As art fairs go, this year’s Photo London is an entertaining romp. Featuring 120 exhibitors from nearly 50 cities, it promises delights at every turn, from huge names like Steven Meisel, Martin Parr, and Lee Miller to the next generation of creators. Take for example artists spotlighted by the Deutsche Börse Photography Foundation, which places its emphasis on particularly timely topics. These include Marvel Harris’s ongoing series Inner Journey, which documents his gender transition, Anastasia Samoylova’s subtle studies of impending climate doom in Miami, and Philip Montgomery’s visions of American life racked by inner turmoil.

Among several strong solo presentations of women photographers, the standouts are charming portraits of New York street life by Helen Levitt at Cologne’s Zander Galerie and the strikingly monochromatic landscapes, interiors, and still lifes of Yildiz Moran, a Turkish photographer who deserves greater recognition, presented by Galeri Nev from Ankara. This year’s Master of Photography, Valérie Belin, is honored by a small retrospective that also features entirely new, unseen work.

Yildiz Moran, Untitled Svetlana Beriosova and Svetlana Kessessinova (1952). Photo courtesy of Galeri Nev.

For those hoping to determine what new directions the medium might be taking, the fair is littered with pieces that show how photography keeps evolving as it feeds into and emerges out of all manner of artistic practices. On show are textiles, sculptural pieces, and paintings, alongside an increasingly prominent yet still controversial presence: A.I. Here are some of the most interesting examples on show.

Roope Rainisto

Installation view of Roope Rainisto’s Vacations at Photo London 2024. Photo courtesy of Verse Works.

Finnish artist Roope Rainisto has become a prominent name on the Web3 scene for his experimental projects using A.I. He will likely be unknown to many attendees of Photo London, who will encounter his latest series, Vacation, presented by the NFT platform Verse Works in an immersive holiday-inspired setting. Almost like ads, the works contain hyperreal images of classic vacation scenes that are imbued with heightened luxury and beauty. At a passing glance nothing is amiss but, on closer inspection, limbs suddenly appear out of nowhere, a diner stool has too many legs, or a plane is strangely distorted.

Is there always such a chasm between our want or expectation and the eventual reality? “Dream” holidays represent a utopian ideal into which we can escape, if only for a week or two. Their innate impossibility and the disappointments that follow lay bear the hollow superficiality of our aspirations.

“That’s really the perfect theme for A.I., to visualize these fantasies,” said Rainisto at the show’s installation. “The photographic style gives people the impression that it’s reality. I want to play with that [assumption].”

He noted also that, unlike on a small digital screen, the physical prints can be blown up to show off the works’ impressively high resolution. “You can actually see small skin details, so you really get the extra impact of the size.”

Sander Coers

Sander Coers, POST n. 28, left, and POST n. 48, right (2024). Photos courtesy of Open Doors Gallery.

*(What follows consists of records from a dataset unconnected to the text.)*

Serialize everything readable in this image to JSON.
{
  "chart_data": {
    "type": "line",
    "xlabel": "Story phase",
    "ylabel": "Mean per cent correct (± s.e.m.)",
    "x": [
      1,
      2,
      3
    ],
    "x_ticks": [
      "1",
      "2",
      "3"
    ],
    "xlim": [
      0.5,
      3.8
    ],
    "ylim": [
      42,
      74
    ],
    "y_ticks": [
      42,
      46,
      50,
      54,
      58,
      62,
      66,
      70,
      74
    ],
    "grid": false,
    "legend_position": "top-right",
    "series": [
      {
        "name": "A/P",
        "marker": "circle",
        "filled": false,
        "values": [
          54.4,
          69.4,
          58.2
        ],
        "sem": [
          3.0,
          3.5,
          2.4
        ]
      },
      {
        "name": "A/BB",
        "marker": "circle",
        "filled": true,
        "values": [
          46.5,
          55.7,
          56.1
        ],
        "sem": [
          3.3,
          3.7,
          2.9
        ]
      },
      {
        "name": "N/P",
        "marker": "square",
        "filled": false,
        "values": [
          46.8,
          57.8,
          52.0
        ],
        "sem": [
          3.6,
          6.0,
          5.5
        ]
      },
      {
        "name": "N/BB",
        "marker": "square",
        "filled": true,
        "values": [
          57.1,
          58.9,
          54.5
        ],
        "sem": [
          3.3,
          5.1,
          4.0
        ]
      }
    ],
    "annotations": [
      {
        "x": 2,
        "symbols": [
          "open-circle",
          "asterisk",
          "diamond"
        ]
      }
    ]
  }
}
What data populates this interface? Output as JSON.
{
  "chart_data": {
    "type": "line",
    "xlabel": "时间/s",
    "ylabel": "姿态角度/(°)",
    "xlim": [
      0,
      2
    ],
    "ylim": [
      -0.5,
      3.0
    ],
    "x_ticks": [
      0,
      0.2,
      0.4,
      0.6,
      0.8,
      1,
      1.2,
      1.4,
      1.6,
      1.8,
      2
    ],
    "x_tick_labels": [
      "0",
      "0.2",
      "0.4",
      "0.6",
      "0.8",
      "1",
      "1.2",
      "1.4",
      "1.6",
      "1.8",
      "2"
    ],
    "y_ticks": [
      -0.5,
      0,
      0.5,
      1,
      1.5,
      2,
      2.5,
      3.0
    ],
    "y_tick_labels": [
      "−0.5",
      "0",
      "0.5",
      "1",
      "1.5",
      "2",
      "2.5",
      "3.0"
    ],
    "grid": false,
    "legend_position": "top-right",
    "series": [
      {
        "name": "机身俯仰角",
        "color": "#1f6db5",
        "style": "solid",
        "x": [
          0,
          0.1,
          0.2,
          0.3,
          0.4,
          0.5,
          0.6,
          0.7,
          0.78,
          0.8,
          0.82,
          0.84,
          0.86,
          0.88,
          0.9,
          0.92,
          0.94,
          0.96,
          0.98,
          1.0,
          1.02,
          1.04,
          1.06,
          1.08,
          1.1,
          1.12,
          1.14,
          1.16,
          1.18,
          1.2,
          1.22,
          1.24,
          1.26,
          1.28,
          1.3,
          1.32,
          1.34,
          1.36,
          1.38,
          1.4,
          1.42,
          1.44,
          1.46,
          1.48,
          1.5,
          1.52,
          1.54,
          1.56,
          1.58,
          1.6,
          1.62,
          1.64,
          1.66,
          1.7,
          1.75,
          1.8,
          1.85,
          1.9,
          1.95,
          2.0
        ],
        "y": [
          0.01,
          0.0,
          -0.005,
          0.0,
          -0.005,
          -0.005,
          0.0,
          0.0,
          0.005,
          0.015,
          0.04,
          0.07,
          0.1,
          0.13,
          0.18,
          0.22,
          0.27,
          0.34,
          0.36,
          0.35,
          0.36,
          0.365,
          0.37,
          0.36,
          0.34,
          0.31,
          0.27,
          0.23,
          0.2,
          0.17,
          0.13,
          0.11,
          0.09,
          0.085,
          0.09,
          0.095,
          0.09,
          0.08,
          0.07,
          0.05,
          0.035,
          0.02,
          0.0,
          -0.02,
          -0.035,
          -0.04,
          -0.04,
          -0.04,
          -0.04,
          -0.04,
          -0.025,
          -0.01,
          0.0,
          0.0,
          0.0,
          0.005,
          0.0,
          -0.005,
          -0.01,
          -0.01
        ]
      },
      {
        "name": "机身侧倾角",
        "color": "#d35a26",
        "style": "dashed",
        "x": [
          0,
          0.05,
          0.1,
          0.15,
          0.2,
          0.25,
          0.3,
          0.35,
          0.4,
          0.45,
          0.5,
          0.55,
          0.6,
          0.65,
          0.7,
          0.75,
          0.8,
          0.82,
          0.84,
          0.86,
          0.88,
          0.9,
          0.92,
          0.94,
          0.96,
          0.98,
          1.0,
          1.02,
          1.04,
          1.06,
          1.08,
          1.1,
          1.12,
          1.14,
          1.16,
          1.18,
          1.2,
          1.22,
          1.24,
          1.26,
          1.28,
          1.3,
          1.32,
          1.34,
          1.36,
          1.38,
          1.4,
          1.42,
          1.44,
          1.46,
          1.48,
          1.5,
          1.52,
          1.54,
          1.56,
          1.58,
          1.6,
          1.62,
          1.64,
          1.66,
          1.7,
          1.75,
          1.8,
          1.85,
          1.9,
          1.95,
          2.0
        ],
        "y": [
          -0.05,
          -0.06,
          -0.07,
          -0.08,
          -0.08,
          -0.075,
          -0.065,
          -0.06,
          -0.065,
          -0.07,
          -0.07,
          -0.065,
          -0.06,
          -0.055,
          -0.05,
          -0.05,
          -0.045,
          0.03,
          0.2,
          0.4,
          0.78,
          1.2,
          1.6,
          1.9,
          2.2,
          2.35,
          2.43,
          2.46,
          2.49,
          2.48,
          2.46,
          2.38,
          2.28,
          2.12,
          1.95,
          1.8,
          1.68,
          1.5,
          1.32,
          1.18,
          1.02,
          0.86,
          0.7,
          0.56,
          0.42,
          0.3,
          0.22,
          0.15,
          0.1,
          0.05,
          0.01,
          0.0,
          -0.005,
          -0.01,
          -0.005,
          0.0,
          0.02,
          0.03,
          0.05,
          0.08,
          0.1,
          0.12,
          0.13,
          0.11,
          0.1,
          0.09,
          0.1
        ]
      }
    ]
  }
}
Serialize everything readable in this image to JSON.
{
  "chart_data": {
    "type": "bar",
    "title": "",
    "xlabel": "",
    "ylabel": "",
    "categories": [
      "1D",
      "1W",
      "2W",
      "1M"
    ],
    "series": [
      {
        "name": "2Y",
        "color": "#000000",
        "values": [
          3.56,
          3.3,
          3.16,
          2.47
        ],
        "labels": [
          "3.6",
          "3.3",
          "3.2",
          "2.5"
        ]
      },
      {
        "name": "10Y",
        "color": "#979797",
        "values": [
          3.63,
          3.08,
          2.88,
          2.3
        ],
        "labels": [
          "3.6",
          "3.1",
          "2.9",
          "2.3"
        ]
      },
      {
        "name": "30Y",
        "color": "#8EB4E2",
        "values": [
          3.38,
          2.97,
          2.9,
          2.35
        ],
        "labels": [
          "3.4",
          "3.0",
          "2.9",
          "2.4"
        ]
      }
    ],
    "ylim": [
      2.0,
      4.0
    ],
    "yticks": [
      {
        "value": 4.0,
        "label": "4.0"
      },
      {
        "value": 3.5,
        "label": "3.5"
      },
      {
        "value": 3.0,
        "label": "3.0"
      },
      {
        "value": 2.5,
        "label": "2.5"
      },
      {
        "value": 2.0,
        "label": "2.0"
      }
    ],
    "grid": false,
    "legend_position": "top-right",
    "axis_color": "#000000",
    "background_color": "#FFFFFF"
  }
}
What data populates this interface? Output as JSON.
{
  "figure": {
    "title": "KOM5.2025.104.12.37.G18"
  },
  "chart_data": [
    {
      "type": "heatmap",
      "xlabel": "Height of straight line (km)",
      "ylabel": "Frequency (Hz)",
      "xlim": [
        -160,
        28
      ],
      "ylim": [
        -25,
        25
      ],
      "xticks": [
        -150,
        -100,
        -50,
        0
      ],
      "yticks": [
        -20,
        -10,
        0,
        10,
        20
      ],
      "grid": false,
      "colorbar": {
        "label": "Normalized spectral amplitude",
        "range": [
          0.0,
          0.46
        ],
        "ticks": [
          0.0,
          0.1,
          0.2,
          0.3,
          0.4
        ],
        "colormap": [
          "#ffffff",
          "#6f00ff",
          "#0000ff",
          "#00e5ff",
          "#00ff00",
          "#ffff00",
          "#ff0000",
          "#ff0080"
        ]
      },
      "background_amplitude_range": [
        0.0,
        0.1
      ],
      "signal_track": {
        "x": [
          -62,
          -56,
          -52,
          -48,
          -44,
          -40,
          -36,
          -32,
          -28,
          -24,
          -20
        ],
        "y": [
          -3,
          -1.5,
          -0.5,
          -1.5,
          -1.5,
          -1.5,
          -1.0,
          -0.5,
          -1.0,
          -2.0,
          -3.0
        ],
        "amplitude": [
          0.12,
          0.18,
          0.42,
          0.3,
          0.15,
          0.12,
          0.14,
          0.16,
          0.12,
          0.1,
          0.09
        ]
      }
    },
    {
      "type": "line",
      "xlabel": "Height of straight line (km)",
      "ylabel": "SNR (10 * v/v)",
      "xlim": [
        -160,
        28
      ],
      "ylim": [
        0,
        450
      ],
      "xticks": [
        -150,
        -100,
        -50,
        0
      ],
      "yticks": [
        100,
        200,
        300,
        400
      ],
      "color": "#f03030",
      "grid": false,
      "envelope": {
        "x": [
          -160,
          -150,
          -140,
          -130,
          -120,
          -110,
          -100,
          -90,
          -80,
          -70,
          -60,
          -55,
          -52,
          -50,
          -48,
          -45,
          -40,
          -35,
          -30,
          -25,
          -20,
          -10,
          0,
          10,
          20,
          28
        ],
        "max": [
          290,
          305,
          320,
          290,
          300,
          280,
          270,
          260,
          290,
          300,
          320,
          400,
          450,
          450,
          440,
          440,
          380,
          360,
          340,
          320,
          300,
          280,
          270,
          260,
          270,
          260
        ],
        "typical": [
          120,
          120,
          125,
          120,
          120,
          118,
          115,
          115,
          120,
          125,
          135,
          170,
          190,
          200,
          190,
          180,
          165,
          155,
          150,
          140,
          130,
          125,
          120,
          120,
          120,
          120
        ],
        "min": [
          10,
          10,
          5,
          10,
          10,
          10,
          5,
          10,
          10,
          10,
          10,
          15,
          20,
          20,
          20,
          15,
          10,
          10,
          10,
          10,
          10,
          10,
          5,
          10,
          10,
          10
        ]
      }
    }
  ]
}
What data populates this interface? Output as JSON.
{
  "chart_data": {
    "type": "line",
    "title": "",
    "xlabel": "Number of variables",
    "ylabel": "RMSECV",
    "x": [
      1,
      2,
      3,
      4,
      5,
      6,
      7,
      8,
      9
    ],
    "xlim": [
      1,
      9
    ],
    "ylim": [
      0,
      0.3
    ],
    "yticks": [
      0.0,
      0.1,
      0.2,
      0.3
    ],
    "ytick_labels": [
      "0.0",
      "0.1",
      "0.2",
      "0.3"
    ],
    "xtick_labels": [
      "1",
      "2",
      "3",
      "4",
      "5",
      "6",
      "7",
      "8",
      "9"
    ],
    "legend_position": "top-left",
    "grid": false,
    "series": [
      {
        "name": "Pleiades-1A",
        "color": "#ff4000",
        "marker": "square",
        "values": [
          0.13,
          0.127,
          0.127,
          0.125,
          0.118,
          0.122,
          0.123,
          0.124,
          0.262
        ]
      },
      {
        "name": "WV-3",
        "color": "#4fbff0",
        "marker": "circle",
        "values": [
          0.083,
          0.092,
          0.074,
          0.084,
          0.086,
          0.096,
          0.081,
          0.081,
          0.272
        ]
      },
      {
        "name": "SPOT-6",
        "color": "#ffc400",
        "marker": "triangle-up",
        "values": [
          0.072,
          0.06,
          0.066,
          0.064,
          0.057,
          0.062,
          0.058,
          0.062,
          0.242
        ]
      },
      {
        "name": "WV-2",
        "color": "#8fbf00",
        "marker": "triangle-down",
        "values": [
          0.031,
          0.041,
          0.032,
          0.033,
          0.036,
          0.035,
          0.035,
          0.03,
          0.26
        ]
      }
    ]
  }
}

At some point, our recollection of a trip will become almost entirely informed by faded old photographs. The eerily false impression this inevitably creates is at the heart of Dutch artist Sander Coers’s series POST, from which several new works are on view at Open Doors Gallery. Small-scale, fragmented, and grainy, his images evoke a nostalgic longing that is hard to place. A man wades through a field of flowers that reach up to his waist amid alpine scenery. A well groomed 1950s-style couple stare out to sea. If these images aren’t real then what are the tell-tale signs?

That A.I.-generated images are plainly fake yet still manage to evoke something close to truth underscores the futility of looking to any one image for an objective or faithful representation. Rather, our vision of the past always takes on a cinematic quality, regardless of the medium.

Jamie Gallagher  

Jamie Gallagher, Headsculpt (7) (2024). Photo courtesy of Notton Gallery.

At Notton Gallery in the fair’s Discovery section, artist Jamie Gallagher has taken a different approach, training A.I. on his previous paintings in order to create images that reinterpret his style in new and unexpected ways. The alien-like beings that result have taken on a life of their own, much as any creative act is inevitably born out of what came before.

Photo London 2024 is at Somerset House in London through May 19.